Architecture of TensorFlow
The TensorFlow runtime is a cross-platform library. The system architecture which makes this combination of scale flexible. We have basic familiarity with TensorFlow programming concepts such as the computation graph, operations, and sessions.
Some terms need to be understood first to understand TensorFlow architecture. The terms are TensorFlow Servable, servable Streams, TensorFlow Models, Loaders, Sources, Manager, and Core. The term and their functionality in the architecture of TensorFlow are described below.
TensorFlow architecture is appropriate to read and modify the core TensorFlow code.
1. TensorFlow Servable
These are the central uncompleted units in TensorFlow serving. Servables are the objects that the clients use to perform the computation.
The size of a servable is flexible. A single servable may consist of anything from a lookup table to a unique model in a tuple of interface models. Servable should be of any type and interface, which enabling flexibility and future improvements such as:
- Streaming results
- Asynchronous modes of operation.
- Experimental APIs
2. Servable Versions
TensorFlow server can handle one or more versions of the servables, over the lifetime of any single server instance. It opens the door for new algorithm configurations, weights, and other data can be loaded over time. They also can enable more than one version of a servable to be charged at a time. They also allow more than one version of a servable to be loaded concurrently, supporting roll-out and experimentation gradually.
3. Servable Streams
A sequence of versions of any servable sorted by increasing version of numbers.
4. TensorFlow Models
A serving represents a model in one or more servables. A machine-learned model includes one or more algorithm and lookup the embedding tables. A servable can also serve like a fraction of a model; for example, an example, a large lookup table be served as many instances.
5. TensorFlow Loaders
Loaders manage a servable’s life cycle. The loader API enables common infrastructure which is independent of the specific learning algorithm, data, or product use-cases involved.
6. Sources in TensorFlow Architecture
In simple terms, sources are modules that find and provide servable. Each reference provides zero or more servable streams at a time. For each servable stream, a source supplies only one loader instance for every servable.
Each source also provides zero or more servable streams. For each servable stream, a source supplies only one loader instance and makes available to be loaded.
7. TensorFlow Managers
TensorFlow managers handle the full lifecycle of a Servables, including:
- Loading Servables
- Serving Servables
- Unloading Servables
Manager observes to sources and tracks all versions. The Manager tries to fulfill causes, but it can refuse to load an Aspired version.
Managers may also postpone an “unload.” For example, a manager can wait to unload as far as a newer version completes loading, based on a policy to assure that at least one version is loaded all the times.
For example, GetServableHandle (), for clients to access the loaded servable instances.
8. TensorFlow Core
This manages the below aspects of servables:
- TensorFlow serving core satisfaction servables and loaders as the opaque objects.
9. Life of a Servable
TensorFlow Technical Architecture:
- Sources create loaders for Servable Versions, and then loaders are sent as Aspired versions to the Manager, which will load and serve them to client requests.
- The Loader contains metadata, and it needs to load the servable.
- The source uses a callback to convey the Manager of Aspired version.
- The Manager applies the effective version policy to determine the next action to take.
- If the Manager determines that it gives the Loader to load a new version, clients ask the Manager for the servable, and specifying a version explicitly or requesting the current version. The Manager returns a handle for servable. The dynamic Manager applies the version action and decides to load the newer version of it.
- The dynamic Manager commands the Loader that there is enough memory.
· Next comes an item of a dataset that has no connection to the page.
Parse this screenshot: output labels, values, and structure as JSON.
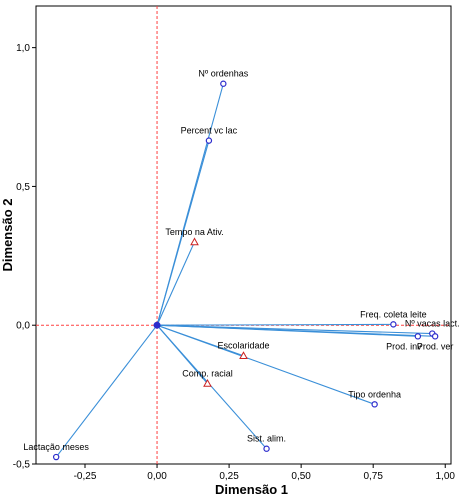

- A client requests a handle for the latest version of the model, and dynamic Manager returns a handle to the new version of servable.
10. TensorFlow Loaders
TensorFlow is one such algorithm backend. For example, we will implement a new loader to load, provide access, and unload an instance of a new type of servable of the machine learning model.
11. Batcher in TensorFlow Architecture
Batching of TensorFlow requests into a single application can significantly reduce the cost f performing inference, especially in the presence of hardware accelerators and GPUs. TensorFlow serving has a claim batching device that approves clients to batch their type-specific assumption beyond request into batch quickly. And request that algorithm systems can process more efficiently.